Rejetons toute fragmentation
analytique. Que nous en ayons conscience ou non, le monde dans lequel nous
vivons est le produit de notre pensée. L’empire grandissant de la
technique est la traduction la plus éclatante du pouvoir qu’a gagné le mental
discursif dans sa maîtrise du réel.
2) Malheureusement dans l’histoire de l’Occident, l’évolution technique et la dégradation psychologique ont été simultanées. (texte) David Bohm (le physicien) et Mark Edwards dans Pour une Révolution de la Conscience, titrent leur chapitre 2 : Évolution technique et dégradation psychologique. Qu’est ce que la dégradation psychologique ?

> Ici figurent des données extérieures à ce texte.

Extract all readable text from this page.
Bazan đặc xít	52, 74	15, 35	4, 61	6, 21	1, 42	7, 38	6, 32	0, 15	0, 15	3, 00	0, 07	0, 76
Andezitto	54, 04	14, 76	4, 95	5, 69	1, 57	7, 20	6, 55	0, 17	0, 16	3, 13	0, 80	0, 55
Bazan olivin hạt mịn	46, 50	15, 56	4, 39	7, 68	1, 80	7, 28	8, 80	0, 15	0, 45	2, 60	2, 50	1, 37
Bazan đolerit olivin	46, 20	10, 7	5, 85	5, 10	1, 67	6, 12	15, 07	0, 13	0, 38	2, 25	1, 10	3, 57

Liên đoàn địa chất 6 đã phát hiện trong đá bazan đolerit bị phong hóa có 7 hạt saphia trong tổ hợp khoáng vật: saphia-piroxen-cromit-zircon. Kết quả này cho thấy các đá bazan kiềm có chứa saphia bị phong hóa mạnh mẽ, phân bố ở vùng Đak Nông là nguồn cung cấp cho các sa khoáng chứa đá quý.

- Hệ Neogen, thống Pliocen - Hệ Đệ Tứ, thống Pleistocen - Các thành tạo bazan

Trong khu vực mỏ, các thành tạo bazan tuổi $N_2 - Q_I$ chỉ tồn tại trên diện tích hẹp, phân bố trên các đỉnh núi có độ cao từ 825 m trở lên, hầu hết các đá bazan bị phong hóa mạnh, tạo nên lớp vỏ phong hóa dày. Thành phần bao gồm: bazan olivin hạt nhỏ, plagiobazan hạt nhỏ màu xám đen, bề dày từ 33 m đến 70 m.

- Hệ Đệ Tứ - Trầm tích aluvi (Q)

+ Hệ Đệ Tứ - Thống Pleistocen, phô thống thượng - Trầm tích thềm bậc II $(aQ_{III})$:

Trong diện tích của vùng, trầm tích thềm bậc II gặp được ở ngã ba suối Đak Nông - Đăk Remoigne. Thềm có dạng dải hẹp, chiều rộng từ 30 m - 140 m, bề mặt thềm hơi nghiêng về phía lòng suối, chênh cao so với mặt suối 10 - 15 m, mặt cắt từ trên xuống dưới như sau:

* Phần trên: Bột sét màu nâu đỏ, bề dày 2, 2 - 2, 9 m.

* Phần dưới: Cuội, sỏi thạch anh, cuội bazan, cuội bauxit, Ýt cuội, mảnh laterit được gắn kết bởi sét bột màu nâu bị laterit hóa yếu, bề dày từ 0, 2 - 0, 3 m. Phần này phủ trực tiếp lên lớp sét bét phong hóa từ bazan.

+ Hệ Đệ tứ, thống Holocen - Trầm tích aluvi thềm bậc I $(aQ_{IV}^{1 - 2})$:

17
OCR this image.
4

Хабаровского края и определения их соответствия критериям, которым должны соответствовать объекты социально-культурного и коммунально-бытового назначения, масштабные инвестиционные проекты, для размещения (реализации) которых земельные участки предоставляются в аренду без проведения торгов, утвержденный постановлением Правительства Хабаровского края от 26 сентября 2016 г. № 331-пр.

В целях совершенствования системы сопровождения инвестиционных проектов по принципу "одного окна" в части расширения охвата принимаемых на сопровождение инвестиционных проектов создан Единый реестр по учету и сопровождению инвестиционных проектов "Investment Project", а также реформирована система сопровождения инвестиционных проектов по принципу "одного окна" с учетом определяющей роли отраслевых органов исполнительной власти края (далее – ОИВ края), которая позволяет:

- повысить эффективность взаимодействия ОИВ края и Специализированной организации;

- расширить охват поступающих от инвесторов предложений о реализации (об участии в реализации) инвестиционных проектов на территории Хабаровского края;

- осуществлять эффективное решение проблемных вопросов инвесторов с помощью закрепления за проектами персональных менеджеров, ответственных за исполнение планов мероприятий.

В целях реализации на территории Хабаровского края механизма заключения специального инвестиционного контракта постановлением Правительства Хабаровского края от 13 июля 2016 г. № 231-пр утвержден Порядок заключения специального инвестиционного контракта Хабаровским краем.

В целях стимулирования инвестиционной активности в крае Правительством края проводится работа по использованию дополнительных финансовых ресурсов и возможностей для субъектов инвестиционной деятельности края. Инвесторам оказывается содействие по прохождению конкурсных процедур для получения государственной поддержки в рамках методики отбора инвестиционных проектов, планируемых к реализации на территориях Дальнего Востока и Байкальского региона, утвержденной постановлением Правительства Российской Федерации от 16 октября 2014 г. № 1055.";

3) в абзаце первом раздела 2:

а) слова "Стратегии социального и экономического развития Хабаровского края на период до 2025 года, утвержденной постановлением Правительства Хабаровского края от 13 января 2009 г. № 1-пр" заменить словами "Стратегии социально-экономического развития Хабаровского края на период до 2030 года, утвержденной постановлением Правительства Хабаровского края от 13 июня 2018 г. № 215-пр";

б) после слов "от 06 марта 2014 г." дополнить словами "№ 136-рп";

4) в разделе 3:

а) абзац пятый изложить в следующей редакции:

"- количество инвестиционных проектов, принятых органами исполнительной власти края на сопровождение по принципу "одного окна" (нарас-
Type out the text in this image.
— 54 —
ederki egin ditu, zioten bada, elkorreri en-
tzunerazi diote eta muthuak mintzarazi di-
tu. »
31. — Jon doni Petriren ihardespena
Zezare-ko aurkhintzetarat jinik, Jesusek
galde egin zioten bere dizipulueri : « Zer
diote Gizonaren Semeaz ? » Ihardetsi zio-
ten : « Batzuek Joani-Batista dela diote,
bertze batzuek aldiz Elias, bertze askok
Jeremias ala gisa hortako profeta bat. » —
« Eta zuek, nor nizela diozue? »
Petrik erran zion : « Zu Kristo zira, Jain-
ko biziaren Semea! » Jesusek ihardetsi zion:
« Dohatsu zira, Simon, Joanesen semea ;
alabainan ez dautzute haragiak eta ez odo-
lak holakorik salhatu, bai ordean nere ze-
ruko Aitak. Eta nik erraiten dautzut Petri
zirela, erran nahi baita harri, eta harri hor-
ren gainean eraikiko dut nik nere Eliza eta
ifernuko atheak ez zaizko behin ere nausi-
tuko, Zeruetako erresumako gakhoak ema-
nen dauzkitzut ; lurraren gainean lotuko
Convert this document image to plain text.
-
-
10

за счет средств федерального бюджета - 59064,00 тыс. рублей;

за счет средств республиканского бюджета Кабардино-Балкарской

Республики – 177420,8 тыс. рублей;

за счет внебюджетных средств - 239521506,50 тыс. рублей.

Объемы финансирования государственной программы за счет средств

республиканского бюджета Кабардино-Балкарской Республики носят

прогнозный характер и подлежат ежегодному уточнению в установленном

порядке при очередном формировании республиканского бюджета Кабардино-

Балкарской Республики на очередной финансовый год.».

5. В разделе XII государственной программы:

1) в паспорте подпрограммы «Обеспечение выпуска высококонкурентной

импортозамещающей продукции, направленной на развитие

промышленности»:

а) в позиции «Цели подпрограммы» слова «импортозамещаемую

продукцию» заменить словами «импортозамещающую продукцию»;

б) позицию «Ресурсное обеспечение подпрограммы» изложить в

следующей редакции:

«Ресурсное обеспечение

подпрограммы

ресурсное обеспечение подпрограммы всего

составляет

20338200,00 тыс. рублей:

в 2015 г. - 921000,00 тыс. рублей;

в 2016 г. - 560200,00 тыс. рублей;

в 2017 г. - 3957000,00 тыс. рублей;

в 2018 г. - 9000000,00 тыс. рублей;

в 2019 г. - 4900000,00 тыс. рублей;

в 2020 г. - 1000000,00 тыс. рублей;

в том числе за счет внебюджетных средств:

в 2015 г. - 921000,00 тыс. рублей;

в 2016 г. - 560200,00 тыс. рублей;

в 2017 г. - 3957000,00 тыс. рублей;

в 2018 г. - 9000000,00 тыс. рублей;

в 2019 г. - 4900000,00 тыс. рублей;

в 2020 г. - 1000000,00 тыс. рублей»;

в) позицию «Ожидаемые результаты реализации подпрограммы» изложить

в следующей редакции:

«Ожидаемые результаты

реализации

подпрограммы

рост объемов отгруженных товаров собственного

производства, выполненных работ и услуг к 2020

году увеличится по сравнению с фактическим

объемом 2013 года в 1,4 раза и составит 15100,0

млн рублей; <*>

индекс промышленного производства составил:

Nous avons vu dans une leçon précédente que l’être humain était tout à la fois âme, corps et esprit. Il y aurait appauvrissement dramatique si nous laissions de côté l’âme et le corps pour donner un hyper développement à un seul aspect de l’être humain, une seule potentialité, le mental discursif, au dépend de tous les autres. C’est pourtant ce que nous avons encouragé. The story of mankind is the story of human mind. La culture occidentale a assumé ce projet pour l’humanité entière. Elle a si bien réussi qu’elle a progressivement converti et phagocyté la totalité des cultures traditionnelles. Ce processus peut être analysé de bien des façons, dans les termes de l’histoire, de l’anthropologie, de la politique ou de l’économie. Mais toutes ces lectures sont fragmentaires et demeurent en surface. L’histoire de l’humanité, c’est l’histoire du mental humain. Le reste n’est que détail. Cette histoire ne s’est pas faite avec des guerres, des batailles, des traités à tel endroit, à telle époque, avec des dates que nous pourrions inscrire dans un grand registre. C’est un processus lent qui se déroule simultanément et partout à la fois. (texte) Tout ce que nous pourrions concéder, c’est que si la culture occidentale a joué un rôle majeur, d’un autre côté, les cultures traditionnelles portent encore le témoignage d’une mentalité différente. D’une pensée dans laquelle le mental discursif n’est pas encore séparé du mental perceptif, dans laquelle l’existence est sentie comme vivante et animée, dans laquelle il n’y a pas « moi » séparé de la communauté, pas d’opposition entre l’homme et la Nature. Si nous sommes autant fascinés par les peuples traditionnels, c’est qu’ils témoignent d’une forme de conscience que nous avons perdue. Qu’il puisse exister une autre manière d’être conscient pour un être humain, cela nous semble assez troublant.
---------------De même,
la figure du fou nous fascine. Forrest Gump est
étrange : il n’est pas mentalement développé comme un humain « normal », il
semble supporté par la Nature, c’est un « simple d’esprit », il ne s’approprie
pas ses actes : il n’est pas encore arrivé au stade d’un ego complètement
fonctionnel. Bref, d’un ego « normal ». Il n’est pas dans la norme
mentale qui fait notre humanité normale.
Nous
autres, qui participons de l’humanité normale, avons appris à vivre en étrangers
dans la Nature, à ne plus voir autour de nous que choses inertes. C’est à peine
si nous décelons encore de la vie chez l’animal, la science
mécaniste nous a appris à le regarder comme une
machine et l’industrie en fait un produit de consommation. Nous jouissons d’une
inflation extraordinaire du sens de l’ego, mais elle
nous conduit sans cesse à agresser l’autre et
à nous défendre contre les « autres ». Notre
isolement dans le monde est
extrêmement aigu et souvent désespéré, et quand, moyens techniques à l’appui,
nous cherchons à y remédier, c’est pour fuir
dans
des relations superficielles qui nous laissent vides
et insatisfaits. Nous avons appris tous les moyens rationnels de
planifier,
d’organiser, de contrôler, de gérer le monde extérieur, mais notre vie
intérieure est le plus souvent agitée, chaotique, désordonnée et sous l’emprise
de pulsions irrationnelles. Nous sommes entourés d’une abondance extraordinaire
de biens, mais au-dedans la misère règne et c’est
tout juste si nous nous sentons exister. Nous avons
pris l’habitude de nous enfermer dans nos constructions mentales, tellement que
nous y crevons de monotonie et d’ennui. Au beau
milieu de tant d’absurdité, il ne nous reste plus qu’à
demander encore et encore au mental d’inventer des concepts sophistiqués pour
produire une stimulation émotionnelle, (texte)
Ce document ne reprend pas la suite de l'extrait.